Zebruizebrui on June 25th, 2012 10:18 pm (UTC)
Lou is totally Elizabeth/troll. Also Niall=Kitty and Zayn=Lydia is a flawless comparison.

So good to see some of my original fandom slowly move to the dark side.

Now for the love of Miss Austen, please, please point me to some decent fanfic from this fandom. 99% of everything I attempted reading in it was written by eleven year olds I swear.
every Starbucks should have a polar bear: 1D: Harry sunglassesscoradh on June 26th, 2012 08:30 pm (UTC)
I think I made my points with flawless panache. :P

The dark side rules, man. It should probably be called Oz or something instead, given how everyone cool ends up here.

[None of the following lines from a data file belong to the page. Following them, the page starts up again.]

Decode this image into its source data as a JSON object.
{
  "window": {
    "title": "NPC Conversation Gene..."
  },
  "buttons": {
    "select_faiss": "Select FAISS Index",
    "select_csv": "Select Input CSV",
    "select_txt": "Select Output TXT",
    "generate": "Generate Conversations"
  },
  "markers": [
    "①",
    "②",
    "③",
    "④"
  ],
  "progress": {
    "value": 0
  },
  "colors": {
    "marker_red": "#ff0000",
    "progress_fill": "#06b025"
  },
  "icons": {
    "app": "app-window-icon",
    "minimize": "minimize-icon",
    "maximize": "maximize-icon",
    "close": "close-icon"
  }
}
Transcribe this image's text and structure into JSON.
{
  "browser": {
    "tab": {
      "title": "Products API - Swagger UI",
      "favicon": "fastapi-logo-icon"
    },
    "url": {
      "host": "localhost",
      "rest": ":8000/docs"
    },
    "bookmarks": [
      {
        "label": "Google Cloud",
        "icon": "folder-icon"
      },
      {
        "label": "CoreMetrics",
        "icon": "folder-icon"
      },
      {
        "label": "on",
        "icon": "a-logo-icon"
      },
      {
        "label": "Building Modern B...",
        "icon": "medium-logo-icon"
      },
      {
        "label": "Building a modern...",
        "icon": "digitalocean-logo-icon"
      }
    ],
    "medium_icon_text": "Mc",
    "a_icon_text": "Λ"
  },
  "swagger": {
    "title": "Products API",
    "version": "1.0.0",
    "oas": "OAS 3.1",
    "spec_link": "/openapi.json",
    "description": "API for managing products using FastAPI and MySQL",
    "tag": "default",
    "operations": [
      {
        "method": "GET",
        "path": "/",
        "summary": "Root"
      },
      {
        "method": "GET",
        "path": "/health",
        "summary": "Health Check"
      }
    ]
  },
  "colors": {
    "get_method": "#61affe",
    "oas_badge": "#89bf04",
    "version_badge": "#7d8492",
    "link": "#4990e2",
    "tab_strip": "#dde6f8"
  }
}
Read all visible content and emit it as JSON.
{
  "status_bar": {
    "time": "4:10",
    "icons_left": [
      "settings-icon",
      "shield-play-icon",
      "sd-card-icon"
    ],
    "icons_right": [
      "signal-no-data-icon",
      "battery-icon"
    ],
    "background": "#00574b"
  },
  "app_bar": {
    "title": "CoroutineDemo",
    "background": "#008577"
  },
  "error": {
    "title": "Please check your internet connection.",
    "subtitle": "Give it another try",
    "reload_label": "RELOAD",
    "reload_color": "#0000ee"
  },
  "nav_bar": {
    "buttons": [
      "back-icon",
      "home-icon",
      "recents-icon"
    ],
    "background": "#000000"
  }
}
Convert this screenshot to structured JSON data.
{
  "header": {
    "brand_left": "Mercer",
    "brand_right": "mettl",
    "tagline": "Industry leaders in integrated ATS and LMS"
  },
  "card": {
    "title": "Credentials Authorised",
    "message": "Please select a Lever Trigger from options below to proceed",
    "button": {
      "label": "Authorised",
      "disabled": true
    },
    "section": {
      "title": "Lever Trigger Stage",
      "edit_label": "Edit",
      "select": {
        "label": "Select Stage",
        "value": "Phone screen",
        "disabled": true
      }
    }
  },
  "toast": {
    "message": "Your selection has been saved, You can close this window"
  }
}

HAHAHA I FEEL YOU BRO. Well, I've read everything by harriet_vane, sparkbyspark and lnr_fics. This tumblr has five posts of rec lists which I've found useful. That's where I jump off from usually!
Zebrui: great beyondzebrui on June 27th, 2012 12:36 am (UTC)
Thank you bb! Can't wait to pounce on them
phamalamaphamalama on June 25th, 2012 11:00 pm (UTC)
Lol I would say one directioners are super obsessive and I am on the fringe of fandom as always! At this point, I can only recognize Harry and Zayn's voices in the songs... But let's hope they stay ridiculous and do more game or talk shows for those silly moments!!!
every Starbucks should have a polar bear: 1D: piano!scoradh on June 26th, 2012 08:27 pm (UTC)
Their video diaries are the reason I'm in this fandom in the first place. I'm a sucker for anything that makes me laugh!